University of California at Los Angeles (UCLA)—Engineering Undergrads Creating ELFIN (Satellite Build)


[SatNews] To conduct research on space weather, an enterprising group of UCLA undergraduates is manufacturing the first satellite built entirely on the UCLA campus.

The Electron Loss and Fields Investigation CubeSat, or ELFIN, is a tiny satellite the size of a loaf of bread that still packs the scientific punch of significantly larger, more expensive satellites. When launched, ELFIN will determine how solar wind particles and radiation behave in Earth’s environment, a topic of increasing concern because magnetic storms can wreak havoc on space infrastructure like GPS, communication and weather satellites, and even damage the electrical grid here on Earth.

"With the advent of space tourism and the increased reliance on satellites, understanding space weather is becoming increasingly important to our society," said Vassilis Angelopoulos, a professor in the UCLA Department of Earth, Planetary, and Space Sciences and ELFIN principal investigator. "We need to study the electron loss process to assemble the full picture of how space radiation is driven by solar particles."

From the beginning, ELFIN had only scant internal funding, and the outlook for completion was unclear. In spite of this uncertainty, a team of several dozen intrepid undergraduate students took on the project as their own, collectively putting in thousands of hours as a labor of love, developing and testing the satellite’s subsystems with the hope that the project would someday be fully funded. After three years of diligent work and patience, the tide finally turned in 2013 when the U.S. Air Force awarded the team a $110,000 grant to continue development and buy much-needed parts. Last February, the opportunity to achieve their goal became even more real for these space Bruins when NASA’s CubeSat Initiative and the Low-Cost Access to Space program guaranteed them a launch spot. Finally, on May 23, the team was awarded $1.2 million jointly from NASA and the National Science Foundation, ensuring enough funding to put the space-qualified hardware in orbit and to operate it for six months from the UCLA Mission Operations Center, to be located on campus.

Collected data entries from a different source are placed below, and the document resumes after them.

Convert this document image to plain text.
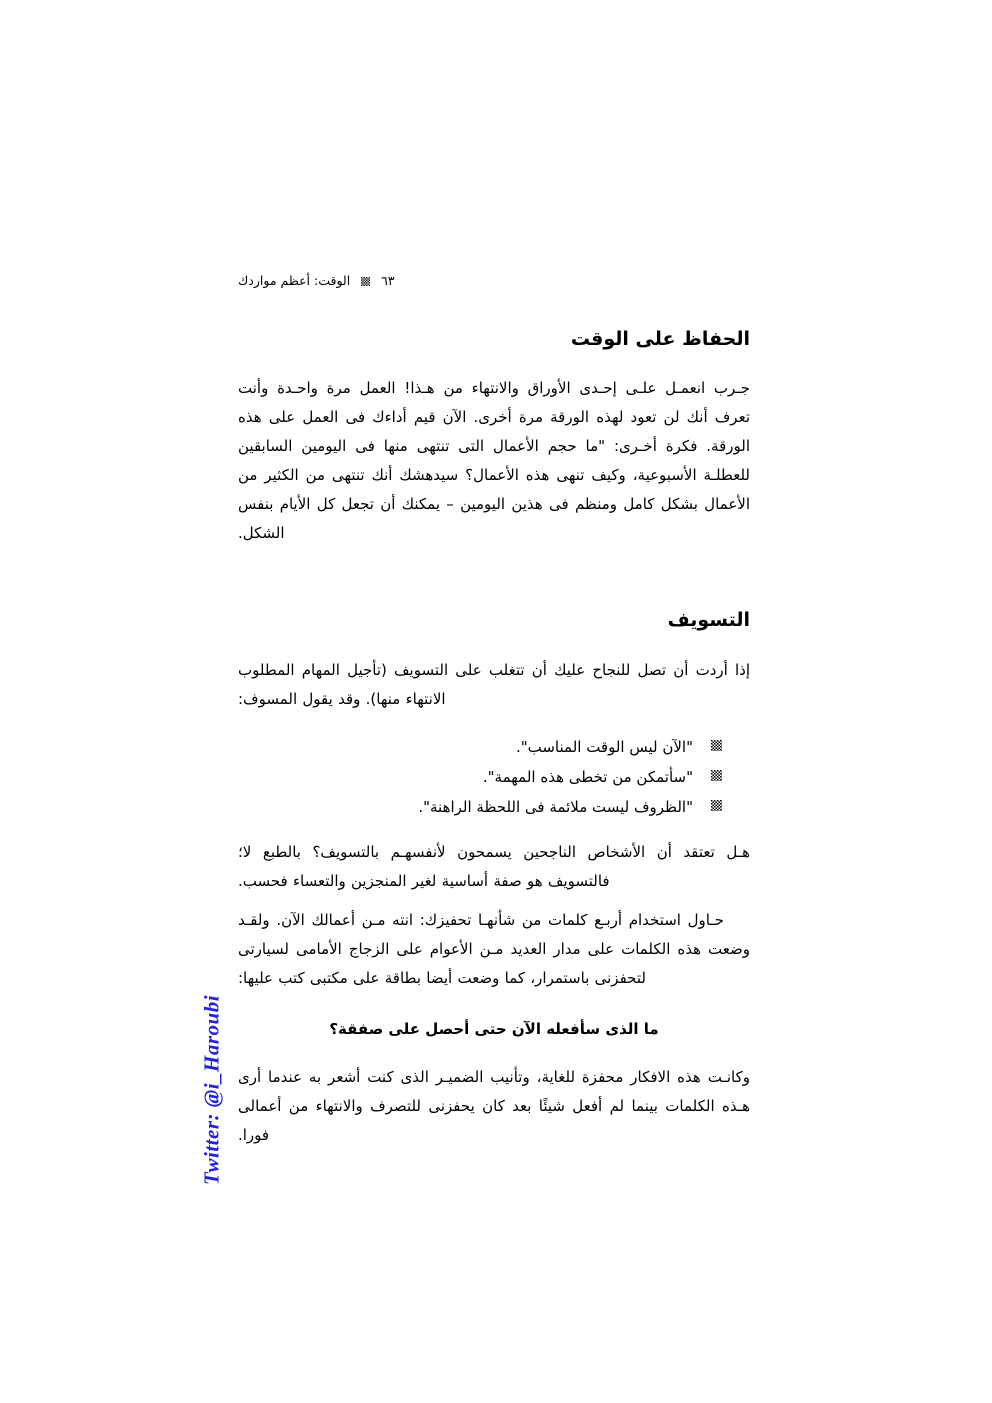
٦٣  الوقت: أعظم مواردك
الحفاظ على الوقت

جـرب انعمـل علـى إحـدى الأوراق والانتهاء من هـذا! العمل مرة واحـدة وأنت تعرف أنك لن تعود لهذه الورقة مرة أخرى. الآن قيم أداءك فى العمل على هذه الورقة. فكرة أخـرى: "ما حجم الأعمال التى تنتهى منها فى اليومين السابقين للعطلـة الأسبوعية، وكيف تنهى هذه الأعمال؟ سيدهشك أنك تنتهى من الكثير من الأعمال بشكل كامل ومنظم فى هذين اليومين – يمكنك أن تجعل كل الأيام بنفس الشكل.

التسويف

إذا أردت أن تصل للنجاح عليك أن تتغلب على التسويف (تأجيل المهام المطلوب الانتهاء منها). وقد يقول المسوف:

"الآن ليس الوقت المناسب".
"سأتمكن من تخطى هذه المهمة".
"الظروف ليست ملائمة فى اللحظة الراهنة".

هـل تعتقد أن الأشخاص الناجحين يسمحون لأنفسهـم بالتسويف؟ بالطبع لا؛ فالتسويف هو صفة أساسية لغير المنجزين والتعساء فحسب.

حـاول استخدام أربـع كلمات من شأنهـا تحفيزك: انته مـن أعمالك الآن. ولقـد وضعت هذه الكلمات على مدار العديد مـن الأعوام على الزجاج الأمامى لسيارتى لتحفزنى باستمرار، كما وضعت أيضا بطاقة على مكتبى كتب عليها:

ما الذى سأفعله الآن حتى أحصل على صفقة؟

وكانـت هذه الافكار محفزة للغاية، وتأنيب الضميـر الذى كنت أشعر به عندما أرى هـذه الكلمات بينما لم أفعل شيئًا بعد كان يحفزنى للتصرف والانتهاء من أعمالى فورا.

Twitter: @i_Haroubi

A collaboration between the Aerospace Corporation and UCLA’s departments of Earth, Planetary and Space Sciences; Mechanical and Aerospace Engineering (MAE); and Atmospheric and Oceanic Sciences, ELFIN will benefit UCLA students, who will have the opportunity to work on a real-world space program and will also resolve a critical space physics question.

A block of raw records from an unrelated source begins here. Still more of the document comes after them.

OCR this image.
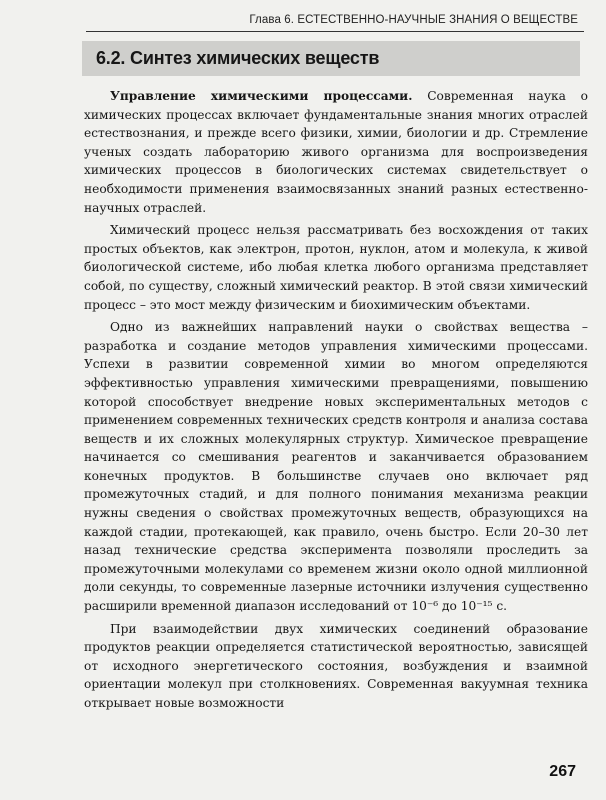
Глава 6. ЕСТЕСТВЕННО-НАУЧНЫЕ ЗНАНИЯ О ВЕЩЕСТВЕ
6.2. Синтез химических веществ

Управление химическими процессами. Современная наука о химических процессах включает фундаментальные знания многих отраслей естествознания, и прежде всего физики, химии, биологии и др. Стремление ученых создать лабораторию живого организма для воспроизведения химических процессов в биологических системах свидетельствует о необходимости применения взаимосвязанных знаний разных естественно-научных отраслей.

Химический процесс нельзя рассматривать без восхождения от таких простых объектов, как электрон, протон, нуклон, атом и молекула, к живой биологической системе, ибо любая клетка любого организма представляет собой, по существу, сложный химический реактор. В этой связи химический процесс – это мост между физическим и биохимическим объектами.

Одно из важнейших направлений науки о свойствах вещества – разработка и создание методов управления химическими процессами. Успехи в развитии современной химии во многом определяются эффективностью управления химическими превращениями, повышению которой способствует внедрение новых экспериментальных методов с применением современных технических средств контроля и анализа состава веществ и их сложных молекулярных структур. Химическое превращение начинается со смешивания реагентов и заканчивается образованием конечных продуктов. В большинстве случаев оно включает ряд промежуточных стадий, и для полного понимания механизма реакции нужны сведения о свойствах промежуточных веществ, образующихся на каждой стадии, протекающей, как правило, очень быстро. Если 20–30 лет назад технические средства эксперимента позволяли проследить за промежуточными молекулами со временем жизни около одной миллионной доли секунды, то современные лазерные источники излучения существенно расширили временной диапазон исследований от 10⁻⁶ до 10⁻¹⁵ с.

При взаимодействии двух химических соединений образование продуктов реакции определяется статистической вероятностью, зависящей от исходного энергетического состояния, возбуждения и взаимной ориентации молекул при столкновениях. Современная вакуумная техника открывает новые возможности

267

"ELFIN will train tomorrow’s leaders in space science and engineering," said Richard Wirz, a professor in the UCLA Department of Mechanical and Aerospace Engineering and a mission co-investigator. "This educational experience enables students to apply what they learn in the classroom in a hands-on, team setting and do whatever it takes to reach a scientifically compelling and challenging goal."

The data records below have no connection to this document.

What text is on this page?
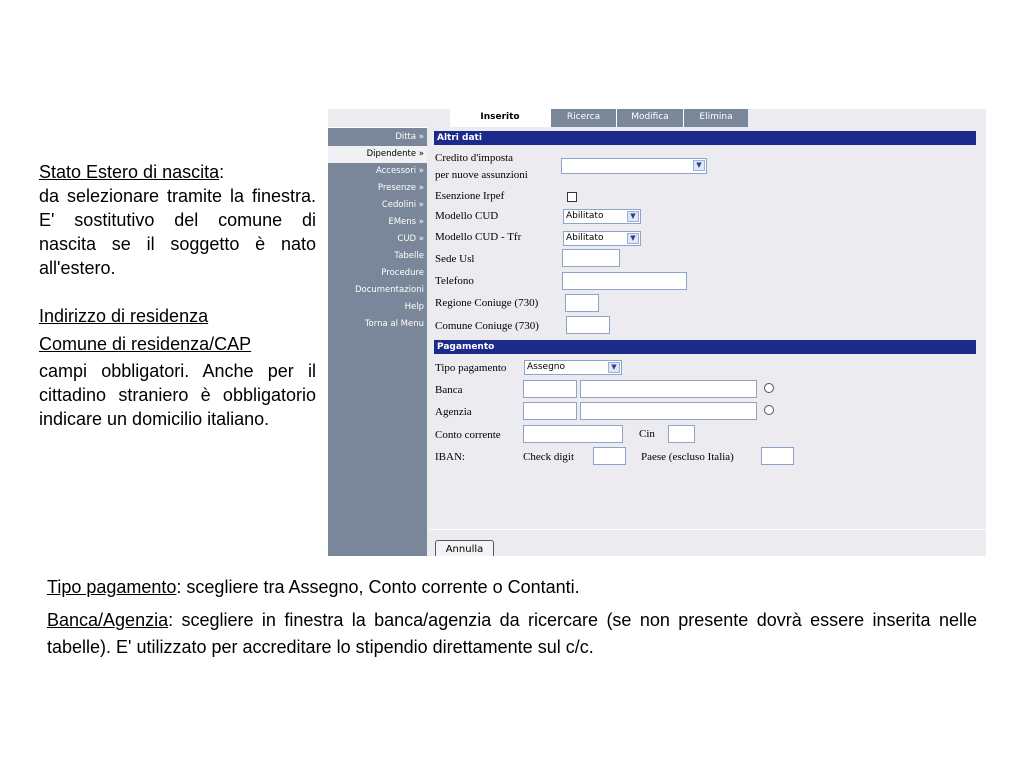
Stato Estero di nascita:

da selezionare tramite la finestra. E' sostitutivo del comune di nascita se il soggetto è nato all'estero.

Indirizzo di residenza

Comune di residenza/CAP

campi obbligatori. Anche per il cittadino straniero è obbligatorio indicare un domicilio italiano.

Inserito	Ricerca	Modifica	Elimina
Ditta »
Dipendente »
Accessori »
Presenze »
Cedolini »
EMens »
CUD »
Tabelle
Procedure
Documentazioni
Help
Torna al Menu
Altri dati
Credito d'imposta
per nuove assunzioni
▼
Esenzione Irpef
Modello CUD	Abilitato	▼
Modello CUD - Tfr	Abilitato	▼
Sede Usl
Telefono
Regione Coniuge (730)
Comune Coniuge (730)
Pagamento
Tipo pagamento	Assegno	▼
Banca
Agenzia
Conto corrente	Cin
IBAN:	Check digit	Paese (escluso Italia)
Annulla

Tipo pagamento: scegliere tra Assegno, Conto corrente o Contanti.

Banca/Agenzia: scegliere in finestra la banca/agenzia da ricercare (se non presente dovrà essere inserita nelle tabelle). E' utilizzato per accreditare lo stipendio direttamente sul c/c.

Drew Turner, an associate researcher in Earth, planetary and space sciences, noted that a quick-turnaround mission like this will give students the rare opportunity to see a project from conception to completion. "The ELFIN experience is unusual in comparison to an industry that typically deals with one-ton satellites that take up to 10 years to build by a veritable army of engineers," he said. "This will be an invaluable, once-in-a-lifetime opportunity for our student —a ride to space they will never forget!"

The satellite is tentatively scheduled for launch in late 2016 or early 2017 as a secondary payload, which greatly reduces the cost of reaching space. From its polar orbit approximately 370 miles overhead, ELFIN will determine how high-energy electrons in Earth’s radiation belt (located roughly 25,000 miles above the equator) are scattered out of their cyclical orbits by naturally occurring ultra-low-frequency electromagnetic waves.